# Transformers

This page discusses the layers of the Torch that implements transformers architecture.

In [3]:
import torch

## Encoder layer

The encoder layer is implemented using the `torch.nn.TransformerEncoderLayer`.

The crucial parameters:

- `d_model`: The dimentionality of the processed sequence unit.
- `nhead`: Number of heads that process the sequence.


The ouput of the layer has the same dimentionality as the input.

---

The following cell defines the regular encoder layer.

In [6]:
encoder = torch.nn.TransformerEncoderLayer(
    d_model=5, nhead=1, batch_first=True
)

Here is defined the kind of input it supposes to process:

In [10]:
inp = torch.rand(32, 10, 5)

A batch of 32 data units, each of which is a sequence of 10 elements from $\mathbb{R}^5$.

In [11]:
encoder(inp).shape

torch.Size([32, 10, 5])

## Transformer encoder

A transformer encoder is an object that stacks a specified number of the transformer layers together.
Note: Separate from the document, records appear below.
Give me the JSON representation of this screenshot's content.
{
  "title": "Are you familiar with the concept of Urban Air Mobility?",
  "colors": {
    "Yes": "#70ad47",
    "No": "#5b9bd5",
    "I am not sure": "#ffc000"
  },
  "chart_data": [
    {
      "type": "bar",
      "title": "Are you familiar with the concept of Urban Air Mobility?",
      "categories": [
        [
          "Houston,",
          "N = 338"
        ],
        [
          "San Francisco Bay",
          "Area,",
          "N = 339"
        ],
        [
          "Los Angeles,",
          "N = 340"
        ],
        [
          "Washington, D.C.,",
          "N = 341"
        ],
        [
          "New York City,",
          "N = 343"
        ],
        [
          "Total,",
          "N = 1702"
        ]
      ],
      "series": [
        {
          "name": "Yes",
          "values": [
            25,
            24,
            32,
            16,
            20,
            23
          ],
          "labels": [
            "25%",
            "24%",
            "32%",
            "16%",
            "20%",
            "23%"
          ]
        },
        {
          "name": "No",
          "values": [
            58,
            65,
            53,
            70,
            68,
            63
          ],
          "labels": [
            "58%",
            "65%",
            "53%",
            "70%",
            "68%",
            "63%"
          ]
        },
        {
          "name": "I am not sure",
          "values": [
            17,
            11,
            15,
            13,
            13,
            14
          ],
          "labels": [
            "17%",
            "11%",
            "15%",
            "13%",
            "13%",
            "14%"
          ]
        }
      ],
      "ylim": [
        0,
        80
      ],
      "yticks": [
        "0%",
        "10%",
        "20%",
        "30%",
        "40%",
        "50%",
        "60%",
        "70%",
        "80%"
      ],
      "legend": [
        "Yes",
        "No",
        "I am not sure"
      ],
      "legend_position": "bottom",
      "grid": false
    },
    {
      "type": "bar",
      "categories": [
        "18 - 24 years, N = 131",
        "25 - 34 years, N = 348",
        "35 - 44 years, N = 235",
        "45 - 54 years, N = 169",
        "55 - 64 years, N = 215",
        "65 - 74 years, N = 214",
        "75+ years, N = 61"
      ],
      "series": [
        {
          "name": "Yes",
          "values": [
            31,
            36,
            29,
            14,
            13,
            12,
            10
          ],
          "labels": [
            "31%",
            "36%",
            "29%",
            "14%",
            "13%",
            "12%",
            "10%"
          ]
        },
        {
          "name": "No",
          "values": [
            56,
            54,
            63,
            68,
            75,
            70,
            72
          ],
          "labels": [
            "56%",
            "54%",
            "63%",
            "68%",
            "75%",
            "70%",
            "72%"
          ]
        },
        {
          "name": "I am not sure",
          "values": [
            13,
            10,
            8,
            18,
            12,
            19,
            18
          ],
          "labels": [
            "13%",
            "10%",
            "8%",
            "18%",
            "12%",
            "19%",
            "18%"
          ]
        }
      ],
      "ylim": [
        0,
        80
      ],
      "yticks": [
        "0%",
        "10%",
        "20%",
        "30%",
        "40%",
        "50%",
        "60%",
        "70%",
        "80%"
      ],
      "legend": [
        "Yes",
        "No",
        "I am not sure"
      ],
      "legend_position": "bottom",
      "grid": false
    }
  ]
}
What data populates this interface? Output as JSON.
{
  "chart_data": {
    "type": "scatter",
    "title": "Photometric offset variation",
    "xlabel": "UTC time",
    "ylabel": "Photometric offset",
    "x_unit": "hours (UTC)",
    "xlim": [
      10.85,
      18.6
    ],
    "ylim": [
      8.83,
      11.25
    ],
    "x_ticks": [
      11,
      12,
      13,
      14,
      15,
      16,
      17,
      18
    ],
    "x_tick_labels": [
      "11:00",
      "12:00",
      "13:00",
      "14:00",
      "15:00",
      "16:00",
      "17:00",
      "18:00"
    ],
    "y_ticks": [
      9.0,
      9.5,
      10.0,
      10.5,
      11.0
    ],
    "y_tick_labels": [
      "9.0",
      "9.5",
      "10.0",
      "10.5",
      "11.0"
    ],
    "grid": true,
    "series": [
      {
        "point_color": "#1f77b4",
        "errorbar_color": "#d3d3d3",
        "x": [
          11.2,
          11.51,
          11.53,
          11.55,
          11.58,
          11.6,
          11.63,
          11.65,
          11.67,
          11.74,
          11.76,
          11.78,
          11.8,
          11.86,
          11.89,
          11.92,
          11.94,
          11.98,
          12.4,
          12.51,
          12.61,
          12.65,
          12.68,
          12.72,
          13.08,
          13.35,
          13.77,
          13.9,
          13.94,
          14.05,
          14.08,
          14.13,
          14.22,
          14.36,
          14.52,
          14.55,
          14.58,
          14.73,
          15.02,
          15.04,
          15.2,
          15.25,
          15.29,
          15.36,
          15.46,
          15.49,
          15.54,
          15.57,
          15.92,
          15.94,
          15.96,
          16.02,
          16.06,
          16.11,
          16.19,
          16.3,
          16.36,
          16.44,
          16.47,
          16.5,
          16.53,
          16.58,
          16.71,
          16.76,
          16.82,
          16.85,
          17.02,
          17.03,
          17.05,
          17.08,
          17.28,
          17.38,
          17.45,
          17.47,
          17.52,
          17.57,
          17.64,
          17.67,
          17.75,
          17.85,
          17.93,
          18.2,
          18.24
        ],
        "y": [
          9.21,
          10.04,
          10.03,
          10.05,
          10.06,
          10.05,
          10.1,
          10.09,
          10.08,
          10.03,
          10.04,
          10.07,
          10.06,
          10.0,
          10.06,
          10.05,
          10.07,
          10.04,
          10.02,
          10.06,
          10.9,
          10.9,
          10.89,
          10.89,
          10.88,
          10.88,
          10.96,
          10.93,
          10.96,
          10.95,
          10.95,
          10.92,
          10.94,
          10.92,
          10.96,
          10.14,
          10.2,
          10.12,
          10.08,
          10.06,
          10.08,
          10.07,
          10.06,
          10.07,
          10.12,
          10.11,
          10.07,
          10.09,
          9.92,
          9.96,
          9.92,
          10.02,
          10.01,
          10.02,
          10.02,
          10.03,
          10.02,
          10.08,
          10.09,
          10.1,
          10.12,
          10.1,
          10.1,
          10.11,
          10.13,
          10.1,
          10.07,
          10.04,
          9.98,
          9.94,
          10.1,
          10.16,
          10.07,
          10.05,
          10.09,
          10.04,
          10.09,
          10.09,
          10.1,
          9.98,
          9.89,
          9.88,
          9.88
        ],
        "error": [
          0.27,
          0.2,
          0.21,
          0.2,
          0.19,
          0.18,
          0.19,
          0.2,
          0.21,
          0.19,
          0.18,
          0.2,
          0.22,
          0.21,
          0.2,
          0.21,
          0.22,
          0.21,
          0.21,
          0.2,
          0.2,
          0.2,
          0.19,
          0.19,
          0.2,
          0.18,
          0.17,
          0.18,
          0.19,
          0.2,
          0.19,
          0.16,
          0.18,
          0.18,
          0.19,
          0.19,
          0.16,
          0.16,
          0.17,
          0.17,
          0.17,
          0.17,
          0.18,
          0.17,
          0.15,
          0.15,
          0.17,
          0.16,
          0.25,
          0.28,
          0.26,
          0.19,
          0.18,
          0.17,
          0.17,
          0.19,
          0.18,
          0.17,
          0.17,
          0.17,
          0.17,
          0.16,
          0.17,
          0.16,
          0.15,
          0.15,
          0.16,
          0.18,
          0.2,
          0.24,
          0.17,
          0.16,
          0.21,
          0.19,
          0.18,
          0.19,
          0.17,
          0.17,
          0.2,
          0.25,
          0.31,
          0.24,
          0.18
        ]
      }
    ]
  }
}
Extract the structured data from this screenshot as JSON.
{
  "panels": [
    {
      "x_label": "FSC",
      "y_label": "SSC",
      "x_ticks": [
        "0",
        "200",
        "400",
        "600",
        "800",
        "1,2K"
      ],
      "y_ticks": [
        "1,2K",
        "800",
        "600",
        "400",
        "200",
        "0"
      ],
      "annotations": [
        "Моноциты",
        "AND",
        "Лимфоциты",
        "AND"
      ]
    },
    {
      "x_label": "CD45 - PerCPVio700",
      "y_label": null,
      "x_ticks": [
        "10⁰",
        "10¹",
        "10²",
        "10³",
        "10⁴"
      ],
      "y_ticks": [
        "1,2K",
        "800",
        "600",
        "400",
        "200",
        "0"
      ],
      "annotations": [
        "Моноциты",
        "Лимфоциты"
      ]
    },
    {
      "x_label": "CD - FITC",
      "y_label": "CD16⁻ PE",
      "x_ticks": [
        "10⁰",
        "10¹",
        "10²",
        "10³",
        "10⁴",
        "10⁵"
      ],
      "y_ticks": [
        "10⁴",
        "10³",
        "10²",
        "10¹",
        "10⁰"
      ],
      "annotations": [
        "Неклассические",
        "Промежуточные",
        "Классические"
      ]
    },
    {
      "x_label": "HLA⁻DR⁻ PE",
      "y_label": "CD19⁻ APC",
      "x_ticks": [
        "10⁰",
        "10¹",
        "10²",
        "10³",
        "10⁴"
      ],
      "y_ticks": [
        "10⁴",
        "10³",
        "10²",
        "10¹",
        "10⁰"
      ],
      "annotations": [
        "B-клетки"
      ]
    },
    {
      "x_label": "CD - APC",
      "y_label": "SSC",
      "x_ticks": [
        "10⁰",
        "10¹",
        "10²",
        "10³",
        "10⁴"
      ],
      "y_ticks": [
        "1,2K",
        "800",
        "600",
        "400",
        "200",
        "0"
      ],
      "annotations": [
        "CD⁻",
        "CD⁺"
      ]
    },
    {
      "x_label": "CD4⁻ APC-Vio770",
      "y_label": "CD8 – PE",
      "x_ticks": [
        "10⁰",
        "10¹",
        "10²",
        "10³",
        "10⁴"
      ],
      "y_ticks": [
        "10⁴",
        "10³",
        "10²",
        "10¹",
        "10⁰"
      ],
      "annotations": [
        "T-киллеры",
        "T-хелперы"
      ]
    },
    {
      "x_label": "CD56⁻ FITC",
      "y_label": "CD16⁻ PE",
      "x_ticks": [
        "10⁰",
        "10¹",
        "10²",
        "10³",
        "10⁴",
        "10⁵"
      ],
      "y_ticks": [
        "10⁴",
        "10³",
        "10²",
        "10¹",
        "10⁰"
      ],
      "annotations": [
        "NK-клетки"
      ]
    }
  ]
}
The output of the each layer just becomes the input of the following layer.

---

The next code shows how to initialize the transformer encoder.

In [40]:
transformer_encoder = torch.nn.TransformerEncoder(
    encoder_layer=torch.nn.TransformerEncoderLayer(
        d_model=5, nhead=1, batch_first=True
    ),
    num_layers=2,
    enable_nested_tensor=False
)

Here is an example data shape that can be processed by the `TransformerEncoder` defined earlier.

In [36]:
inp = torch.rand(32, 10, 5)

Here is an example of the data that came through the layer.

In [37]:
transformer_encoder(inp).shape

torch.Size([32, 10, 5])

### Nested tensor

The `TransformerEncoder` has a parameter `enable_nested_tensor`. `True` value forses torch to use special datastucture - nested tensor which is optimised to work with seqences.

**Note:** Nested tensors have requirements for the data they process. If the dimentionality of the data is not even, torch automatically sets the value of `enable_nested_tensor` to `False`.

---

The following cell attempts to define a `TransformerEncoder` that uses a nested tensor with `TransformerEncoderLayer` that have an odd dimentionality for the input tensor.

In [42]:
transformer_encoder = torch.nn.TransformerEncoder(
    encoder_layer=torch.nn.TransformerEncoderLayer(
        d_model=5, nhead=1, batch_first=True
    ),
    num_layers=2,
    enable_nested_tensor=True
)